Both `obj!` and `let_obj!` support trailing `impl` blocks:

- `impl { .. }` implements inherent methods directly on the generated object.
- `impl SomeTrait { .. }` implements `SomeTrait` for the generated object.

`infer_obj!` does not support `impl` blocks, since its generated struct is generic over every field's type (see [above](#infer_obj--anonymous-type-inferred-objects)).

## Limitations

- **`obj!` and `infer_obj!` types are not nameable.** Since both expand to a struct named `Object` inside a block expression, you cannot refer to that exact type from outside the macro invocation.
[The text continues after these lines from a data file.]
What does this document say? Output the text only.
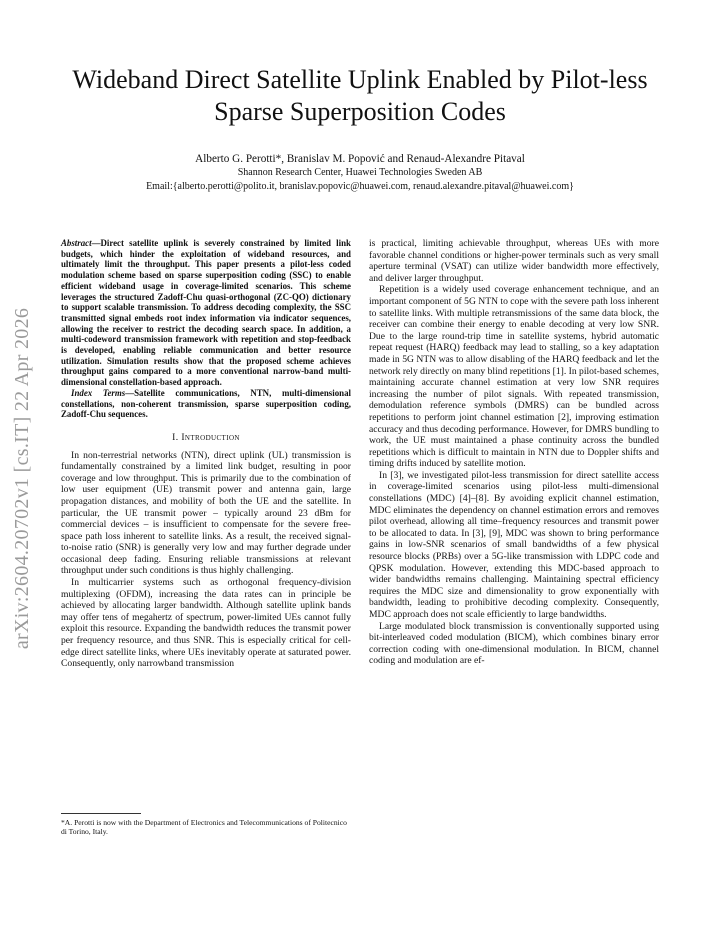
Wideband Direct Satellite Uplink Enabled by Pilot-less Sparse Superposition Codes
Alberto G. Perotti*, Branislav M. Popović and Renaud-Alexandre Pitaval
Shannon Research Center, Huawei Technologies Sweden AB
Email:{alberto.perotti@polito.it, branislav.popovic@huawei.com, renaud.alexandre.pitaval@huawei.com}
arXiv:2604.20702v1 [cs.IT] 22 Apr 2026

Abstract—Direct satellite uplink is severely constrained by limited link budgets, which hinder the exploitation of wideband resources, and ultimately limit the throughput. This paper presents a pilot-less coded modulation scheme based on sparse superposition coding (SSC) to enable efficient wideband usage in coverage-limited scenarios. This scheme leverages the structured Zadoff-Chu quasi-orthogonal (ZC-QO) dictionary to support scalable transmission. To address decoding complexity, the SSC transmitted signal embeds root index information via indicator sequences, allowing the receiver to restrict the decoding search space. In addition, a multi-codeword transmission framework with repetition and stop-feedback is developed, enabling reliable communication and better resource utilization. Simulation results show that the proposed scheme achieves throughput gains compared to a more conventional narrow-band multi-dimensional constellation-based approach.

Index Terms—Satellite communications, NTN, multi-dimensional constellations, non-coherent transmission, sparse superposition coding, Zadoff-Chu sequences.

I. Introduction

In non-terrestrial networks (NTN), direct uplink (UL) transmission is fundamentally constrained by a limited link budget, resulting in poor coverage and low throughput. This is primarily due to the combination of low user equipment (UE) transmit power and antenna gain, large propagation distances, and mobility of both the UE and the satellite. In particular, the UE transmit power – typically around 23 dBm for commercial devices – is insufficient to compensate for the severe free-space path loss inherent to satellite links. As a result, the received signal-to-noise ratio (SNR) is generally very low and may further degrade under occasional deep fading. Ensuring reliable transmissions at relevant throughput under such conditions is thus highly challenging.

In multicarrier systems such as orthogonal frequency-division multiplexing (OFDM), increasing the data rates can in principle be achieved by allocating larger bandwidth. Although satellite uplink bands may offer tens of megahertz of spectrum, power-limited UEs cannot fully exploit this resource. Expanding the bandwidth reduces the transmit power per frequency resource, and thus SNR. This is especially critical for cell-edge direct satellite links, where UEs inevitably operate at saturated power. Consequently, only narrowband transmission

is practical, limiting achievable throughput, whereas UEs with more favorable channel conditions or higher-power terminals such as very small aperture terminal (VSAT) can utilize wider bandwidth more effectively, and deliver larger throughput.

Repetition is a widely used coverage enhancement technique, and an important component of 5G NTN to cope with the severe path loss inherent to satellite links. With multiple retransmissions of the same data block, the receiver can combine their energy to enable decoding at very low SNR. Due to the large round-trip time in satellite systems, hybrid automatic repeat request (HARQ) feedback may lead to stalling, so a key adaptation made in 5G NTN was to allow disabling of the HARQ feedback and let the network rely directly on many blind repetitions [1]. In pilot-based schemes, maintaining accurate channel estimation at very low SNR requires increasing the number of pilot signals. With repeated transmission, demodulation reference symbols (DMRS) can be bundled across repetitions to perform joint channel estimation [2], improving estimation accuracy and thus decoding performance. However, for DMRS bundling to work, the UE must maintained a phase continuity across the bundled repetitions which is difficult to maintain in NTN due to Doppler shifts and timing drifts induced by satellite motion.

In [3], we investigated pilot-less transmission for direct satellite access in coverage-limited scenarios using pilot-less multi-dimensional constellations (MDC) [4]–[8]. By avoiding explicit channel estimation, MDC eliminates the dependency on channel estimation errors and removes pilot overhead, allowing all time–frequency resources and transmit power to be allocated to data. In [3], [9], MDC was shown to bring performance gains in low-SNR scenarios of small bandwidths of a few physical resource blocks (PRBs) over a 5G-like transmission with LDPC code and QPSK modulation. However, extending this MDC-based approach to wider bandwidths remains challenging. Maintaining spectral efficiency requires the MDC size and dimensionality to grow exponentially with bandwidth, leading to prohibitive decoding complexity. Consequently, MDC approach does not scale efficiently to large bandwidths.

Large modulated block transmission is conventionally supported using bit-interleaved coded modulation (BICM), which combines binary error correction coding with one-dimensional modulation. In BICM, channel coding and modulation are ef-

*A. Perotti is now with the Department of Electronics and Telecommunications of Politecnico di Torino, Italy.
Use `let_obj!` if you need a type you can name elsewhere (as a function signature, stored field, etc.).
- **`infer_obj!` field names must be valid generic parameter identifiers**, since each field name is reused as a generic type parameter on the generated struct.
- **`infer_obj!` cannot implement traits or methods**, for the same generic-parameter reason described above.
- These macros generate real structs at the call site, so normal Rust visibility, ownership, and lifetime rules apply — there is no dynamic typing or reflection involved.

## License

Licensed under the Apache License and the MIT License. See `LICENSE-APACHE2.txt` and `LICENSE-MIT.txt` for details.